Однажды оказавшись около антикварной лавки, она увидела то самое, что могло бы стать первым и самым достойным экземпляром будущей коллекции. На витрине стояла роскошная фарфоровая кукла — не китайская подделка и даже не европейский новодел. Подлинная, винтажная. Платье старинного покроя расшито бисером и оторочено кружевом ручной работы. Аня не могла наглядеться на миловидное личико молочного фарфора, а глаза влекли сиянием, как звезды, и затягивали, словно в омут. Она с трудом оторвалась от диковинки и взглянула на ценник.
Конечно, не как шедевры искусства, но цена была внушительная.

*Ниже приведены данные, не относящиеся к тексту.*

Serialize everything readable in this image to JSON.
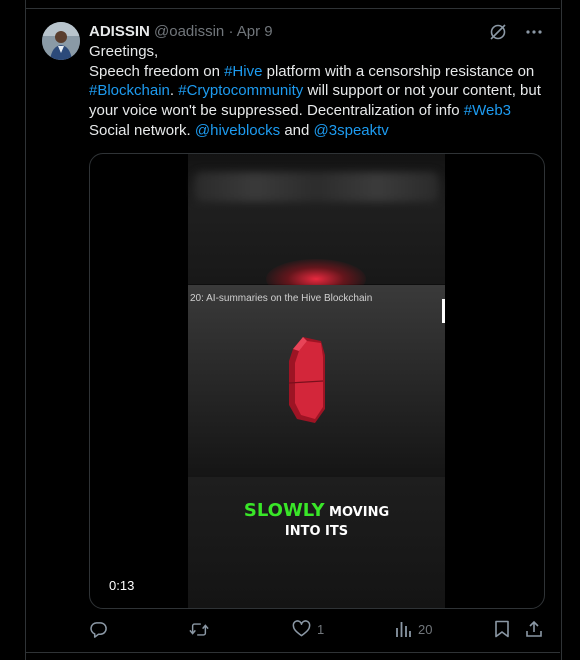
{
  "tweet": {
    "author_name": "ADISSIN",
    "handle": "@oadissin",
    "separator": "·",
    "date": "Apr 9",
    "text": {
      "greeting": "Greetings,",
      "p1": "Speech freedom on ",
      "hashtag_hive": "#Hive",
      "p2": " platform with a censorship resistance on ",
      "hashtag_blockchain": "#Blockchain",
      "p3": ". ",
      "hashtag_crypto": "#Cryptocommunity",
      "p4": " will support or not your content, but your voice won't be suppressed. Decentralization of info ",
      "hashtag_web3": "#Web3",
      "p5": " Social network. ",
      "mention_hiveblocks": "@hiveblocks",
      "p6": " and ",
      "mention_3speak": "@3speaktv"
    }
  },
  "video": {
    "panel_title": "20: AI-summaries on the Hive Blockchain",
    "caption_green": "SLOWLY",
    "caption_white": " MOVING",
    "caption_line2": "INTO ITS",
    "timestamp": "0:13"
  },
  "actions": {
    "reply_count": "",
    "retweet_count": "",
    "like_count": "1",
    "views_count": "20"
  },
  "colors": {
    "accent": "#1d9bf0",
    "muted": "#71767b",
    "caption_green": "#39e628"
  }
}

Вечером того же дня Аня намекнула о дорогом подарке, на тот момент еще настоящему, жениху. Он прокомментировал ее запросы обсценной лексикой. Аня обиделась, потом перестала обижаться, но перехотеть, как он советовал в переводе на литературный язык, у нее не получалось.
Кукла полностью завладела воображением. Аня представляла, как красиво будет смотреться она на каминной полке, а со временем, когда коллекция расширится, Аня закажет стеклянную витрину. А может, вообще все обставит в стиле кукольной комнаты с игрушечной мебелью ручной работы. Она не пожалеет никаких денег, ведь ее куколка достойна самого лучшего.
Днем Аня тосковала по игрушке, как по близкому человеку. Ночью ее мучили кошмары: ожившая кукла рыдала в витрине, словно пленница в заточении. Она билась о стекло, колотила по нему фарфоровыми ручками до тех пор, пока от них не оставались одни осколки. Тогда она с размаху разбивала о витрину голову. Из трещины поперек кукольного личика потоками лилась кровь. Осколок отпадывал, открывая мозг. Глазное яблоко вываливалось, повисая на нитях тканей, нервов и сосудов.
Аня с криком просыпалась, долго сидела в постели, утирая слезы. Голова раскалывалась, и боль, казалось, выдавит наружу ее собственные глаза.
Она часто приходила полюбоваться на «свою куколку», разговаривала с ней: рассказывала, как хорошо будет дома, клялась стать лучшей хозяйкой.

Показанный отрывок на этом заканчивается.